The following is a guest article by Diana Lam, Marketing Specialist at MIMIC
A patient walks into a physician’s office with persistent neurological symptoms—headaches and dizziness. The provider orders an MRI to rule out serious underlying conditions. What happens next depends heavily on the imaging workflow behind the scenes.
As the volume of patients requiring diagnostic imaging continues to rise across healthcare, medical practices are undergoing pressure to move studies faster, improve accessibility, and reduce operational bottlenecks. At the same time, imaging archives grow, and storage becomes one of the fastest-rising operational costs in imaging workflow. In many cases, organizations are required to over-purchase storage, driving costs even further.
Healthcare organizations today manage far more imaging data than they did a decade ago. Multi-site practices, remote radiology workflows, telehealth growth, and increased patient mobility have all contributed to a more connected, but also a more demanding, imaging environment. For many practices, traditional imaging workflows still rely on fragmented or outdated systems, on-site infrastructure, or manual processes that slow down access to studies. Delays often occur when retrieving archived imaging from older storage environments or coordinating specialist reviews. While these inefficiencies may seem small individually, they quickly compound across an organization.
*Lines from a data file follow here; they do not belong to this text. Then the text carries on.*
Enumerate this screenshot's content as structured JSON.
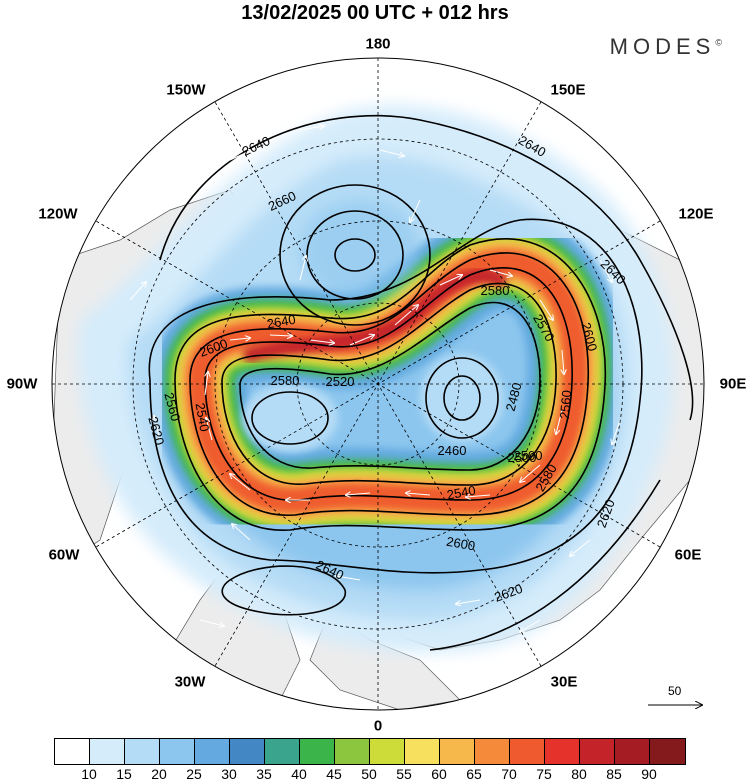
{
  "header": {
    "title": "13/02/2025  00 UTC  + 012 hrs",
    "logo": "MODES",
    "logo_mark": "©"
  },
  "map": {
    "projection": "north polar stereographic",
    "meridian_labels": [
      "180",
      "150E",
      "120E",
      "90E",
      "60E",
      "30E",
      "0",
      "30W",
      "60W",
      "90W",
      "120W",
      "150W"
    ],
    "contour_labels": [
      "2640",
      "2660",
      "2640",
      "2640",
      "2580",
      "2570",
      "2600",
      "2640",
      "2600",
      "2560",
      "2520",
      "2580",
      "2620",
      "2480",
      "2560",
      "2460",
      "2500",
      "2540",
      "2580",
      "2540",
      "2500",
      "2620",
      "2600",
      "2620",
      "2640"
    ],
    "reference_vector": "50"
  },
  "colorbar": {
    "ticks": [
      "10",
      "15",
      "20",
      "25",
      "30",
      "35",
      "40",
      "45",
      "50",
      "55",
      "60",
      "65",
      "70",
      "75",
      "80",
      "85",
      "90"
    ],
    "colors": [
      "#ffffff",
      "#d5ecfb",
      "#b5dcf6",
      "#8cc6ee",
      "#64aae0",
      "#4387c4",
      "#3aa48c",
      "#3bb54a",
      "#8cc63f",
      "#cddc39",
      "#f6e05e",
      "#f7b84b",
      "#f58b3a",
      "#ef5b2f",
      "#e5322b",
      "#c4232a",
      "#a51d22",
      "#851a1c"
    ]
  }
}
Cloud-based imaging platforms help healthcare organizations modernize how imaging studies are stored, accessed, and shared. The global picture archiving and communication system (PACS) market is estimated to reach a valuation of $5.21 billion by 2031 (GII Global Information). Instead of relying solely on physical infrastructure at a single location, cloud environments allow approved users to securely access studies virtually from anywhere. This flexibility has become especially valuable for growing imaging networks and remote radiology workflows. With cloud-based PACS systems on the rise, radiologists can review images more efficiently, specialists can collaborate faster, and healthcare teams can reduce delays caused by disconnected systems or manual transfers.
Cloud-based PACS platforms also offer different economic models. Instead of requiring large upfront capital investments in local infrastructure, storage will be usage-based. This shift allows imaging centers and healthcare networks to align costs more closely with actual data usage, rather than maintaining access capacity that may sit unused. Over time, this model can significantly reduce the total cost of storing and managing imaging data, as study volumes grow year over year.
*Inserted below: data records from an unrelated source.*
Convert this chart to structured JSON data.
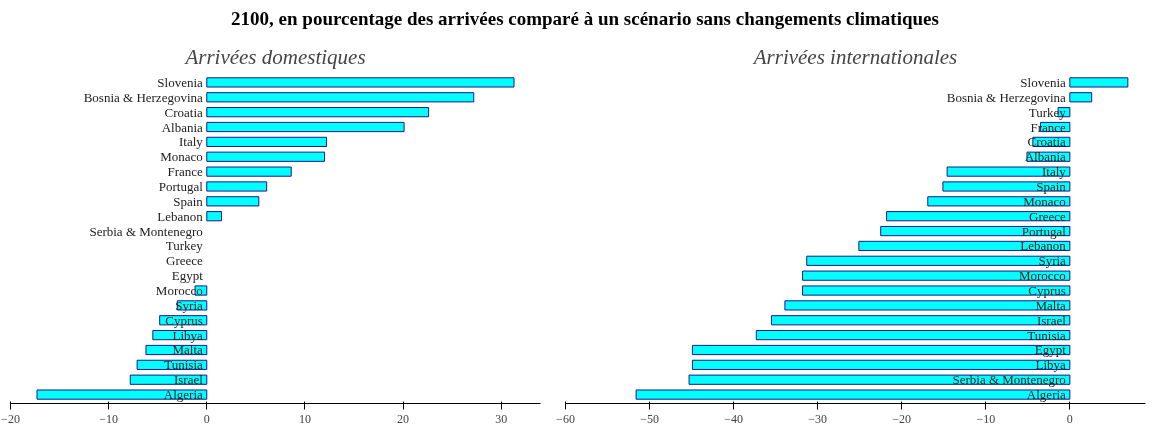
{
  "chart_data": [
    {
      "type": "bar",
      "orientation": "horizontal",
      "title": "Arrivées domestiques",
      "annotations": [
        "2100, en pourcentage des arrivées comparé à un scénario sans changements climatiques"
      ],
      "categories": [
        "Slovenia",
        "Bosnia & Herzegovina",
        "Croatia",
        "Albania",
        "Italy",
        "Monaco",
        "France",
        "Portugal",
        "Spain",
        "Lebanon",
        "Serbia & Montenegro",
        "Turkey",
        "Greece",
        "Egypt",
        "Morocco",
        "Syria",
        "Cyprus",
        "Libya",
        "Malta",
        "Tunisia",
        "Israel",
        "Algeria"
      ],
      "values": [
        31.3,
        27.2,
        22.6,
        20.1,
        12.2,
        12.0,
        8.6,
        6.1,
        5.3,
        1.5,
        0,
        0,
        0,
        0,
        -1.2,
        -3,
        -4.8,
        -5.5,
        -6.2,
        -7.1,
        -7.8,
        -17.3
      ],
      "color": "#00ffff",
      "xlim": [
        -20,
        34
      ],
      "xticks": [
        -20,
        -10,
        0,
        10,
        20,
        30
      ],
      "grid": false
    },
    {
      "type": "bar",
      "orientation": "horizontal",
      "title": "Arrivées internationales",
      "categories": [
        "Slovenia",
        "Bosnia & Herzegovina",
        "Turkey",
        "France",
        "Croatia",
        "Albania",
        "Italy",
        "Spain",
        "Monaco",
        "Greece",
        "Portugal",
        "Lebanon",
        "Syria",
        "Morocco",
        "Cyprus",
        "Malta",
        "Israel",
        "Tunisia",
        "Egypt",
        "Libya",
        "Serbia & Montenegro",
        "Algeria"
      ],
      "values": [
        6.9,
        2.6,
        -1.4,
        -3.5,
        -4.4,
        -5.1,
        -14.6,
        -15.1,
        -16.9,
        -21.8,
        -22.5,
        -25.1,
        -31.3,
        -31.8,
        -31.8,
        -33.9,
        -35.5,
        -37.3,
        -44.9,
        -44.9,
        -45.3,
        -51.6
      ],
      "color": "#00ffff",
      "xlim": [
        -60,
        9
      ],
      "xticks": [
        -60,
        -50,
        -40,
        -30,
        -20,
        -10,
        0
      ],
      "grid": false
    }
  ]
}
From our experience at MIMIC, organizations are not only trying to improve access to imaging studies but are also actively seeking ways to reduce the long-term financial strain associated with storing growing datasets.
While hospitals and imaging centers remain major adopters of cloud-based PACS systems, the need for secure and accessible imaging workflows is expanding across a much broader range of industries. Private healthcare practices are looking for flexible imaging solutions that reduce infrastructure costs while improving accessibility for both providers and patients. Independent radiologists also rely on cloud-based workflows to access and interpret studies from anywhere securely. Beyond traditional healthcare environments, organizations such as law firms, universities, clinical research groups, and government entities are also recognizing the value of centralized imaging access.
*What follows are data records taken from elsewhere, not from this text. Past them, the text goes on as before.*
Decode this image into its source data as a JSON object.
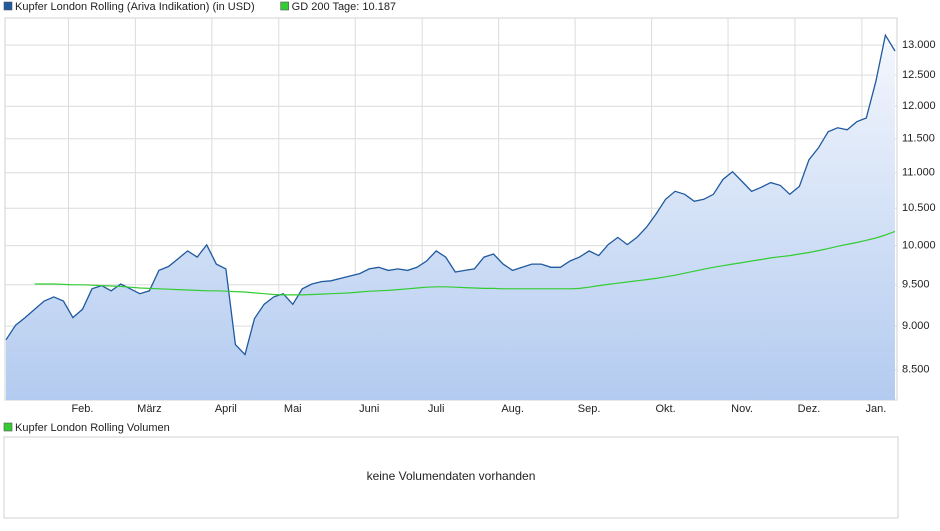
{
  "chart_data": {
    "type": "line",
    "ylog": true,
    "grid": true,
    "ylim": [
      8170,
      13470
    ],
    "yticks": [
      {
        "value": 8500,
        "label": "8.500"
      },
      {
        "value": 9000,
        "label": "9.000"
      },
      {
        "value": 9500,
        "label": "9.500"
      },
      {
        "value": 10000,
        "label": "10.000"
      },
      {
        "value": 10500,
        "label": "10.500"
      },
      {
        "value": 11000,
        "label": "11.000"
      },
      {
        "value": 11500,
        "label": "11.500"
      },
      {
        "value": 12000,
        "label": "12.000"
      },
      {
        "value": 12500,
        "label": "12.500"
      },
      {
        "value": 13000,
        "label": "13.000"
      }
    ],
    "categories": [
      null,
      null,
      null,
      null,
      null,
      null,
      null,
      null,
      "Feb.",
      null,
      null,
      null,
      null,
      null,
      null,
      "März",
      null,
      null,
      null,
      null,
      null,
      null,
      null,
      "April",
      null,
      null,
      null,
      null,
      null,
      null,
      "Mai",
      null,
      null,
      null,
      null,
      null,
      null,
      null,
      "Juni",
      null,
      null,
      null,
      null,
      null,
      null,
      "Juli",
      null,
      null,
      null,
      null,
      null,
      null,
      null,
      "Aug.",
      null,
      null,
      null,
      null,
      null,
      null,
      null,
      "Sep.",
      null,
      null,
      null,
      null,
      null,
      null,
      null,
      "Okt.",
      null,
      null,
      null,
      null,
      null,
      null,
      null,
      "Nov.",
      null,
      null,
      null,
      null,
      null,
      null,
      "Dez.",
      null,
      null,
      null,
      null,
      null,
      null,
      "Jan.",
      null,
      null
    ],
    "series": [
      {
        "name": "Kupfer London Rolling (Ariva Indikation) (in USD)",
        "color": "#1f5a9e",
        "values": [
          8840,
          9010,
          9100,
          9200,
          9300,
          9350,
          9300,
          9100,
          9200,
          9450,
          9490,
          9425,
          9510,
          9450,
          9390,
          9425,
          9680,
          9730,
          9830,
          9930,
          9850,
          10010,
          9760,
          9700,
          8785,
          8670,
          9090,
          9260,
          9350,
          9390,
          9260,
          9450,
          9510,
          9540,
          9550,
          9580,
          9610,
          9640,
          9700,
          9720,
          9680,
          9700,
          9680,
          9720,
          9800,
          9930,
          9850,
          9660,
          9680,
          9700,
          9850,
          9890,
          9760,
          9680,
          9720,
          9760,
          9760,
          9720,
          9720,
          9800,
          9850,
          9930,
          9870,
          10013,
          10108,
          10013,
          10108,
          10243,
          10420,
          10625,
          10736,
          10694,
          10597,
          10625,
          10694,
          10903,
          11015,
          10875,
          10736,
          10792,
          10860,
          10820,
          10694,
          10805,
          11190,
          11365,
          11606,
          11667,
          11636,
          11760,
          11818,
          12400,
          13170,
          12900
        ]
      },
      {
        "name": "GD 200 Tage: 10.187",
        "color": "#33cc33",
        "values": [
          null,
          null,
          null,
          9510,
          9510,
          9510,
          9505,
          9500,
          9500,
          9495,
          9490,
          9485,
          9480,
          9470,
          9460,
          9455,
          9450,
          9445,
          9440,
          9435,
          9430,
          9425,
          9425,
          9420,
          9415,
          9410,
          9400,
          9390,
          9380,
          9375,
          9375,
          9375,
          9380,
          9385,
          9390,
          9395,
          9400,
          9410,
          9420,
          9425,
          9430,
          9440,
          9450,
          9460,
          9470,
          9475,
          9475,
          9470,
          9465,
          9460,
          9455,
          9455,
          9450,
          9450,
          9450,
          9450,
          9450,
          9450,
          9450,
          9450,
          9455,
          9470,
          9490,
          9505,
          9520,
          9535,
          9550,
          9565,
          9580,
          9600,
          9620,
          9645,
          9670,
          9695,
          9720,
          9740,
          9760,
          9780,
          9800,
          9820,
          9840,
          9855,
          9870,
          9890,
          9910,
          9935,
          9960,
          9990,
          10015,
          10040,
          10070,
          10100,
          10140,
          10187
        ]
      }
    ]
  },
  "volume_panel": {
    "legend": "Kupfer London Rolling Volumen",
    "color": "#33cc33",
    "message": "keine Volumendaten vorhanden"
  }
}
While cloud-based systems alone will not solve every workflow challenge in healthcare, they are becoming an important foundation for organizations looking to reduce delays, improve collaboration, reduce the financial burden of long-term data storage, and create a more seamless imaging experience for providers and patients alike

Diana Lam is a marketing specialist at MIMIC, a cloud-based PACS platform that helps organizations securely store, access, and share medical imaging data. She specializes in digital strategy, design, and industry education. Through her work with healthcare providers and organizations alike, she helps communicate emerging trends in cloud technology and workflow optimization.